Why don’t you want me to play?

Some time ago, I signed up to Runescape as I figured it would be worth trying out the largest free-to-play MMO in the world. It was definitely some time ago and I’m pretty sure it wasn’t this year and it may well have been 2008 or prior to that. I know I wrote about free-to-play games on this site 3 years ago so maybe it was after that. I should probably have an email about it somewhere but it’s also possible it’s on an old PC that is going to be difficult to resurrect.

This is relevant. I’ll come back to it.

This morning I thought I’d give Runescape another look – partly because it had come up in conversation in my guild chat last night and partly because of an article published over at Massively the other day. And hey, it’s slow at work at the moment and it might pass the time during my lunch break.

Before I could play, however, there was the little matter of logging in.

Bearing in mind that I had previously signed up to play, I figured it wouldn’t be too difficult to log in again – provided, of course, I could remember what my username & password was. – which, inevitably I couldn’t. Off to the password reminder page! Now generally, up until earlier this year, I tended to use one single email address for FreeToPlay games and Runescape neither objected to me entering this address and did actually send me an email with a link to reset my password. Working as intended – game on!

I’ll come back to this in a bit as well.

Being an IT professional (although I use “professional” in the loosest possible sense) I recognise the importance of security protocols and procedures, especially in terms of lost or forgotten passwords. So, apparently, do Jagex.

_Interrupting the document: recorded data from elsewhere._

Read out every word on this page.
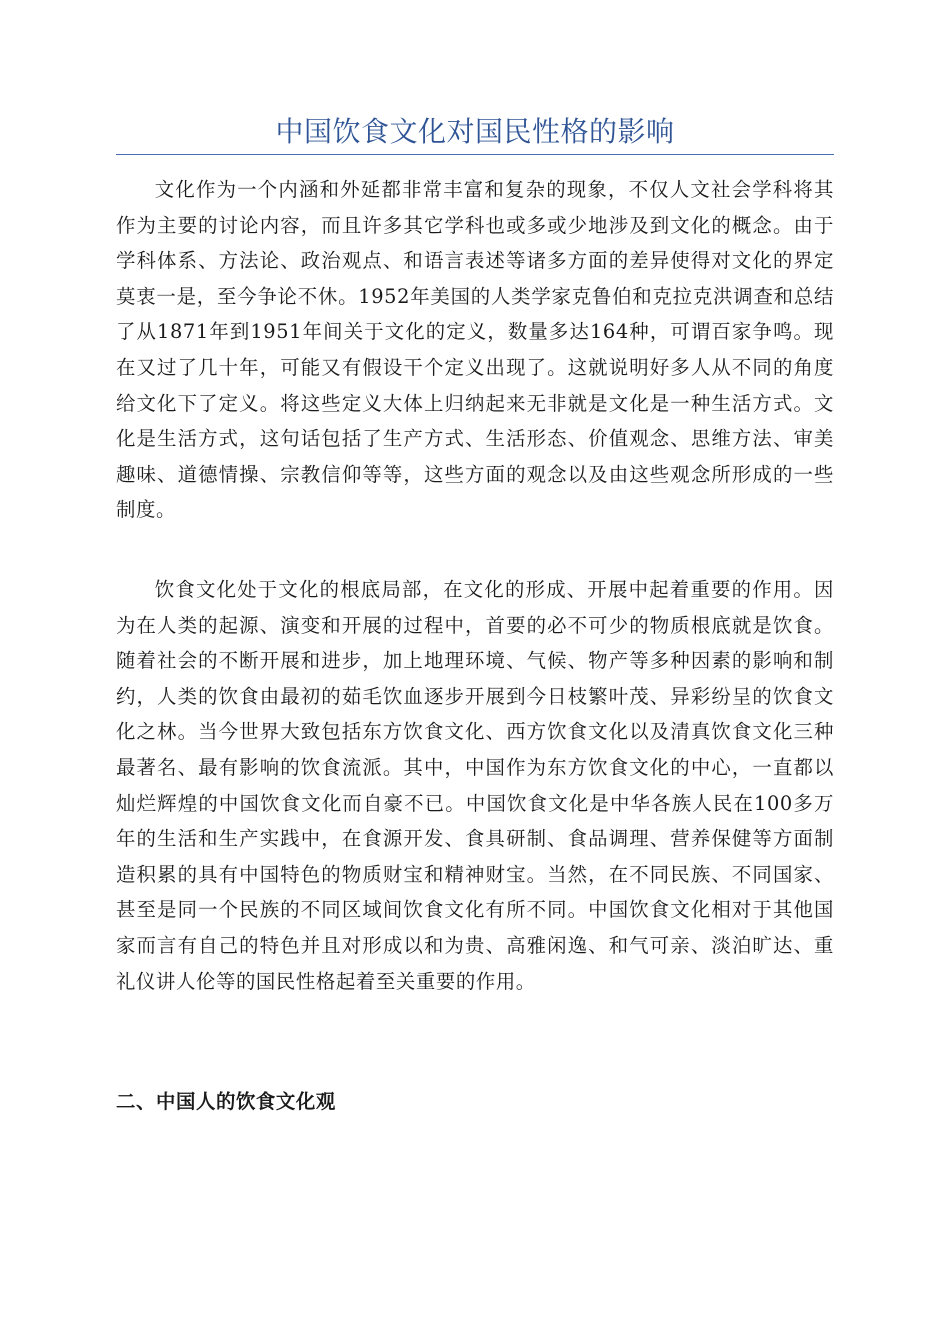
中国饮食文化对国民性格的影响

文化作为一个内涵和外延都非常丰富和复杂的现象，不仅人文社会学科将其作为主要的讨论内容，而且许多其它学科也或多或少地涉及到文化的概念。由于学科体系、方法论、政治观点、和语言表述等诸多方面的差异使得对文化的界定莫衷一是，至今争论不休。1952年美国的人类学家克鲁伯和克拉克洪调查和总结了从1871年到1951年间关于文化的定义，数量多达164种，可谓百家争鸣。现在又过了几十年，可能又有假设干个定义出现了。这就说明好多人从不同的角度给文化下了定义。将这些定义大体上归纳起来无非就是文化是一种生活方式。文化是生活方式，这句话包括了生产方式、生活形态、价值观念、思维方法、审美趣味、道德情操、宗教信仰等等，这些方面的观念以及由这些观念所形成的一些制度。

饮食文化处于文化的根底局部，在文化的形成、开展中起着重要的作用。因为在人类的起源、演变和开展的过程中，首要的必不可少的物质根底就是饮食。随着社会的不断开展和进步，加上地理环境、气候、物产等多种因素的影响和制约，人类的饮食由最初的茹毛饮血逐步开展到今日枝繁叶茂、异彩纷呈的饮食文化之林。当今世界大致包括东方饮食文化、西方饮食文化以及清真饮食文化三种最著名、最有影响的饮食流派。其中，中国作为东方饮食文化的中心，一直都以灿烂辉煌的中国饮食文化而自豪不已。中国饮食文化是中华各族人民在100多万年的生活和生产实践中，在食源开发、食具研制、食品调理、营养保健等方面制造积累的具有中国特色的物质财宝和精神财宝。当然，在不同民族、不同国家、甚至是同一个民族的不同区域间饮食文化有所不同。中国饮食文化相对于其他国家而言有自己的特色并且对形成以和为贵、高雅闲逸、和气可亲、淡泊旷达、重礼仪讲人伦等的国民性格起着至关重要的作用。

二、中国人的饮食文化观
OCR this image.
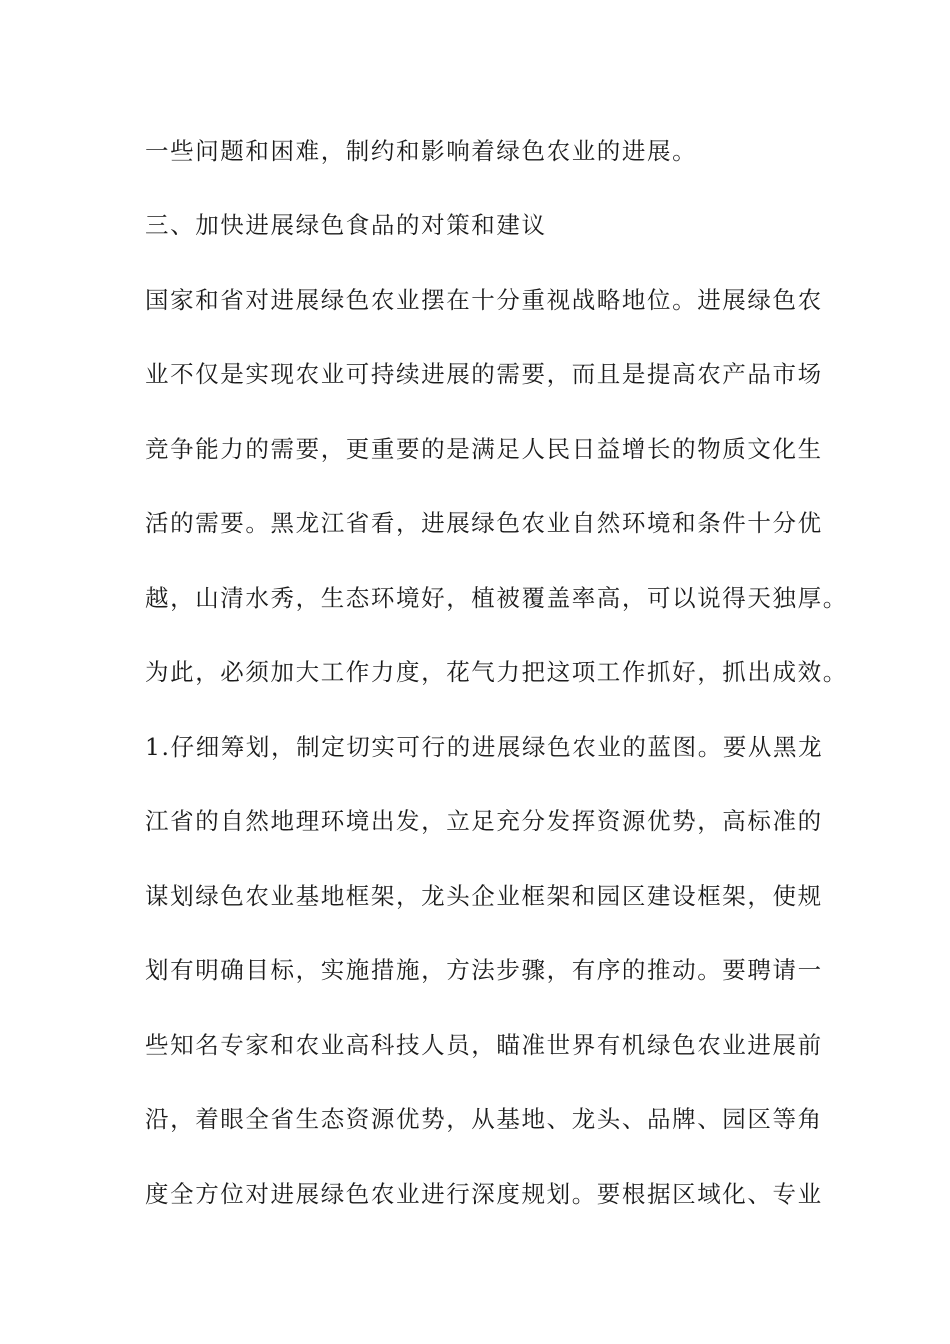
一些问题和困难，制约和影响着绿色农业的进展。

三、加快进展绿色食品的对策和建议

国家和省对进展绿色农业摆在十分重视战略地位。进展绿色农

业不仅是实现农业可持续进展的需要，而且是提高农产品市场

竞争能力的需要，更重要的是满足人民日益增长的物质文化生

活的需要。黑龙江省看，进展绿色农业自然环境和条件十分优

越，山清水秀，生态环境好，植被覆盖率高，可以说得天独厚。

为此，必须加大工作力度，花气力把这项工作抓好，抓出成效。

1.仔细筹划，制定切实可行的进展绿色农业的蓝图。要从黑龙

江省的自然地理环境出发，立足充分发挥资源优势，高标准的

谋划绿色农业基地框架，龙头企业框架和园区建设框架，使规

划有明确目标，实施措施，方法步骤，有序的推动。要聘请一

些知名专家和农业高科技人员，瞄准世界有机绿色农业进展前

沿，着眼全省生态资源优势，从基地、龙头、品牌、园区等角

度全方位对进展绿色农业进行深度规划。要根据区域化、专业
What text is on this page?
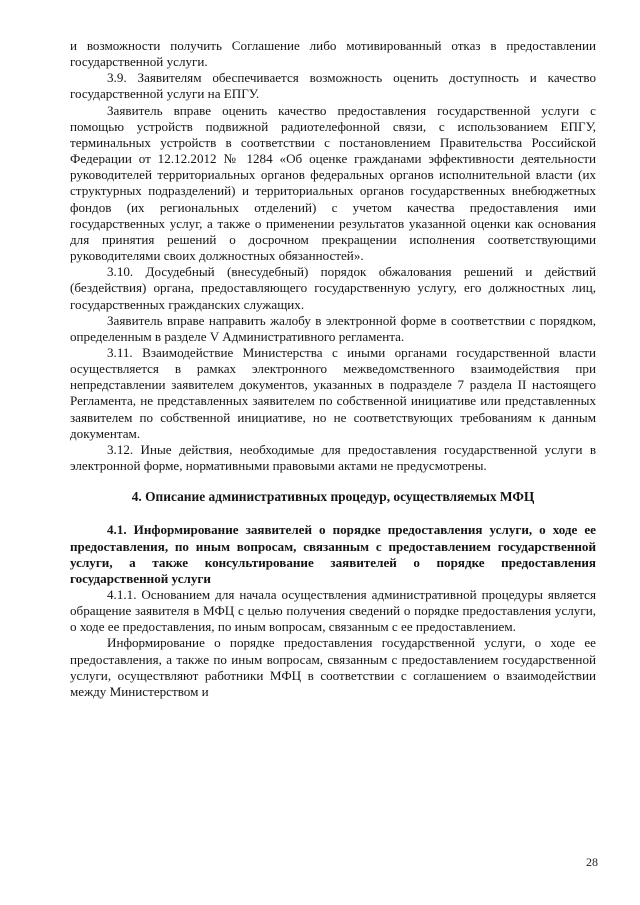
и возможности получить Соглашение либо мотивированный отказ в предоставлении государственной услуги.

3.9. Заявителям обеспечивается возможность оценить доступность и качество государственной услуги на ЕПГУ.

Заявитель вправе оценить качество предоставления государственной услуги с помощью устройств подвижной радиотелефонной связи, с использованием ЕПГУ, терминальных устройств в соответствии с постановлением Правительства Российской Федерации от 12.12.2012 № 1284 «Об оценке гражданами эффективности деятельности руководителей территориальных органов федеральных органов исполнительной власти (их структурных подразделений) и территориальных органов государственных внебюджетных фондов (их региональных отделений) с учетом качества предоставления ими государственных услуг, а также о применении результатов указанной оценки как основания для принятия решений о досрочном прекращении исполнения соответствующими руководителями своих должностных обязанностей».

3.10. Досудебный (внесудебный) порядок обжалования решений и действий (бездействия) органа, предоставляющего государственную услугу, его должностных лиц, государственных гражданских служащих.

Заявитель вправе направить жалобу в электронной форме в соответствии с порядком, определенным в разделе V Административного регламента.

3.11. Взаимодействие Министерства с иными органами государственной власти осуществляется в рамках электронного межведомственного взаимодействия при непредставлении заявителем документов, указанных в подразделе 7 раздела II настоящего Регламента, не представленных заявителем по собственной инициативе или представленных заявителем по собственной инициативе, но не соответствующих требованиям к данным документам.

3.12. Иные действия, необходимые для предоставления государственной услуги в электронной форме, нормативными правовыми актами не предусмотрены.

4. Описание административных процедур, осуществляемых МФЦ

4.1. Информирование заявителей о порядке предоставления услуги, о ходе ее предоставления, по иным вопросам, связанным с предоставлением государственной услуги, а также консультирование заявителей о порядке предоставления государственной услуги

4.1.1. Основанием для начала осуществления административной процедуры является обращение заявителя в МФЦ с целью получения сведений о порядке предоставления услуги, о ходе ее предоставления, по иным вопросам, связанным с ее предоставлением.

Информирование о порядке предоставления государственной услуги, о ходе ее предоставления, а также по иным вопросам, связанным с предоставлением государственной услуги, осуществляют работники МФЦ в соответствии с соглашением о взаимодействии между Министерством и

28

This is the top of their password reset screen

(clicken to embiggen)

What. The. Frak?

First off, I’m expected to give the answers to up to five recovery questions – questions that, obviously, I should remember. Except I don’t because a) lots of sites ask me for answers to security questions and b) most of them actually ask the question that they want the answer for! Favourite colour? Name of first pet? Air speed velocity of an unladen swallow? Seriously, I could have been asked anything – give me a damn clue!

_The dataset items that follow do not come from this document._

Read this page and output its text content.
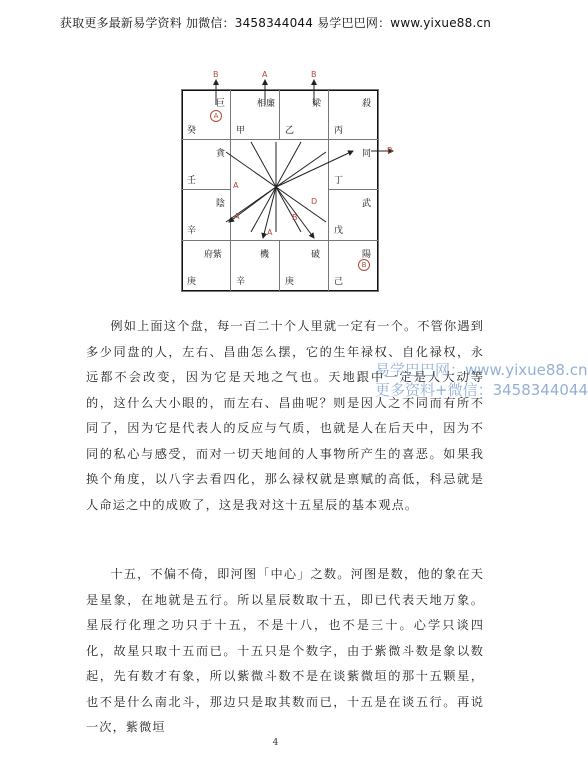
获取更多最新易学资料 加微信：3458344044 易学巴巴网：www.yixue88.cn
巨
癸
相廉
甲
梁
乙
殺
丙
貪
壬
同
丁
陰
辛
武
戊
府紫
庚
機
辛
破
庚
陽
己
A
B
B	A	B
B
A
A
A
D
B

例如上面这个盘，每一百二十个人里就一定有一个。不管你遇到多少同盘的人，左右、昌曲怎么摆，它的生年禄权、自化禄权，永远都不会改变，因为它是天地之气也。天地跟中一定是人大动等的，这什么大小眼的，而左右、昌曲呢？则是因人之不同而有所不同了，因为它是代表人的反应与气质，也就是人在后天中，因为不同的私心与感受，而对一切天地间的人事物所产生的喜恶。如果我换个角度，以八字去看四化，那么禄权就是禀赋的高低，科忌就是人命运之中的成败了，这是我对这十五星辰的基本观点。

十五，不偏不倚，即河图「中心」之数。河图是数，他的象在天是星象，在地就是五行。所以星辰数取十五，即已代表天地万象。星辰行化理之功只于十五，不是十八，也不是三十。心学只谈四化，故星只取十五而已。十五只是个数字，由于紫微斗数是象以数起，先有数才有象，所以紫微斗数不是在谈紫微垣的那十五颗星，也不是什么南北斗，那边只是取其数而已，十五是在谈五行。再说一次，紫微垣

易学巴巴网：www.yixue88.cn
更多资料+微信：3458344044
4
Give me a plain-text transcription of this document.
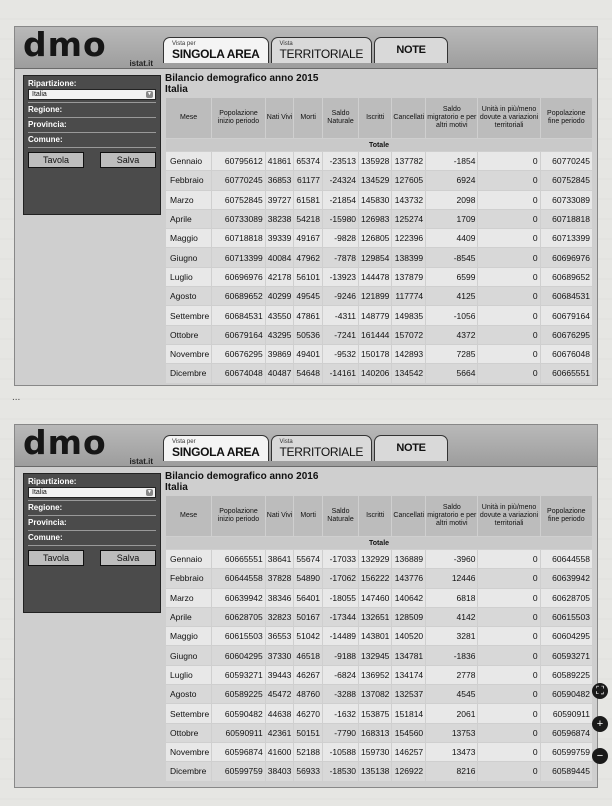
dmo	istat.it
Vista per
SINGOLA AREA
Vista
TERRITORIALE	NOTE
Ripartizione:
Italia	▼
Regione:
Provincia:
Comune:
Tavola	Salva
Bilancio demografico anno 2015
Italia
Mese	Popolazione inizio periodo	Nati Vivi	Morti	Saldo Naturale	Iscritti	Cancellati	Saldo migratorio e per altri motivi	Unità in più/meno dovute a variazioni territoriali	Popolazione fine periodo
Totale									
Gennaio	60795612	41861	65374	-23513	135928	137782	-1854	0	60770245
Febbraio	60770245	36853	61177	-24324	134529	127605	6924	0	60752845
Marzo	60752845	39727	61581	-21854	145830	143732	2098	0	60733089
Aprile	60733089	38238	54218	-15980	126983	125274	1709	0	60718818
Maggio	60718818	39339	49167	-9828	126805	122396	4409	0	60713399
Giugno	60713399	40084	47962	-7878	129854	138399	-8545	0	60696976
Luglio	60696976	42178	56101	-13923	144478	137879	6599	0	60689652
Agosto	60689652	40299	49545	-9246	121899	117774	4125	0	60684531
Settembre	60684531	43550	47861	-4311	148779	149835	-1056	0	60679164
Ottobre	60679164	43295	50536	-7241	161444	157072	4372	0	60676295
Novembre	60676295	39869	49401	-9532	150178	142893	7285	0	60676048
Dicembre	60674048	40487	54648	-14161	140206	134542	5664	0	60665551
dmo	istat.it
Vista per
SINGOLA AREA
Vista
TERRITORIALE	NOTE
Ripartizione:
Italia	▼
Regione:
Provincia:
Comune:
Tavola	Salva
Bilancio demografico anno 2016
Italia
Mese	Popolazione inizio periodo	Nati Vivi	Morti	Saldo Naturale	Iscritti	Cancellati	Saldo migratorio e per altri motivi	Unità in più/meno dovute a variazioni territoriali	Popolazione fine periodo
Totale									
Gennaio	60665551	38641	55674	-17033	132929	136889	-3960	0	60644558
Febbraio	60644558	37828	54890	-17062	156222	143776	12446	0	60639942
Marzo	60639942	38346	56401	-18055	147460	140642	6818	0	60628705
Aprile	60628705	32823	50167	-17344	132651	128509	4142	0	60615503
Maggio	60615503	36553	51042	-14489	143801	140520	3281	0	60604295
Giugno	60604295	37330	46518	-9188	132945	134781	-1836	0	60593271
Luglio	60593271	39443	46267	-6824	136952	134174	2778	0	60589225
Agosto	60589225	45472	48760	-3288	137082	132537	4545	0	60590482
Settembre	60590482	44638	46270	-1632	153875	151814	2061	0	60590911
Ottobre	60590911	42361	50151	-7790	168313	154560	13753	0	60596874
Novembre	60596874	41600	52188	-10588	159730	146257	13473	0	60599759
Dicembre	60599759	38403	56933	-18530	135138	126922	8216	0	60589445
...
⛶
+
−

Oh look – a checkbox to say I didn’t set any recovery questions. That’s alright then.

Next up – list any of your old passwords. Well, okay, that should be simple en — wait, what? This is a password recovery page because I can’t remember my password. And I’m pretty sure I only had the one so, nope, sorry – can’t fill this in. Next question.

When did you sign up your account?

That bit about not remembering when I signed up? Turns out I should have been paying more attention. I suppose at least they only want month and year and not day, hour and minute.

Other information they want – name of the ISP I was using when I signed up. What? I mean, what? Really? It’s probably a good thing that I’ve been with the same company for the last 7 years. Except that the company has changed its name several times and I’m not sure I can remember what it was called when I signed up on account of not remembering when I signed up and not keeping track of what the company was called.

At the bottom of the form, Just above the submit button, there’s a little bit of text that evaluates how well you’ve filled in the form. It read “Very Poor”. I could almost hear the tut and see the look of disapproval.

I submitted regardless. It turned out that even if I’ve never changed my password, I still had to enter an old password so I entered some random alphanumerics. The evalution text change to “Poor”. For a moment, I felt like I’d accomplished something but I swear there was a rolling of eyes and even more disapproval. On the other hand, I had, after about 30 minutes, finally submitted the form.

The message I got basically told me not to hold my breath for a password reset and they might get back to me sometime next year. On that non-committal response, I decided to sign up for a new account regardless so that’s exactly what I did. Comparatively it was quick and straightforward and within minutes I was at the character creation screen.

Curious, however, that they let me use the email address that I was trying to reset the password on and that they had used to email me the reset link. Was it too much trouble to check that information before sending me to that damn form?

I dearly hope that their in-game UI and logic is better.

tl;dr – Cool story, bro!

9 thoughts on “Why don’t you want me to play?”

  1. Good grief. That has to be a candidate for the most unhelpful form ever. Not even telling you your “secret questions” is just mean.

    By the way – I strongly recommend “Keepass” its a password safe that uses state of the art encryption to keep all of your passwords in one place. I have managed to train myself to always record passwords even ones I don’t plan on using for very long.

    1. I track all those security question answers for each site.

      I’m trying to find software for passwords that will sync between my work and home pcs and my windows 7 phone. Also that would integrate with the browser so I don’t have to type them, allowing long random passwords. I’m not really sure I WANT to put encrypted files in my windows live cloud drive though, if there was a solution that would sync only on the usb cable, that would work better.

  2. I have lost access to so many games that way. I now have an email I use for all my gaming so if in ten years I want to reactivate my daoc account I can.

    I just wish companies could think of a new way instead of emailing resets.

    1. This is something else I had to do recently – having to remember character names was a bit of a stretch but luckily I tend to just keep the same character names from game to game.

  3. I’ve seen that whole “answer these security questions that we won’t even show to you” schtick before, and it wasn’t on Runescape because I don’t play that. I found it kind of frightening in its stupidity.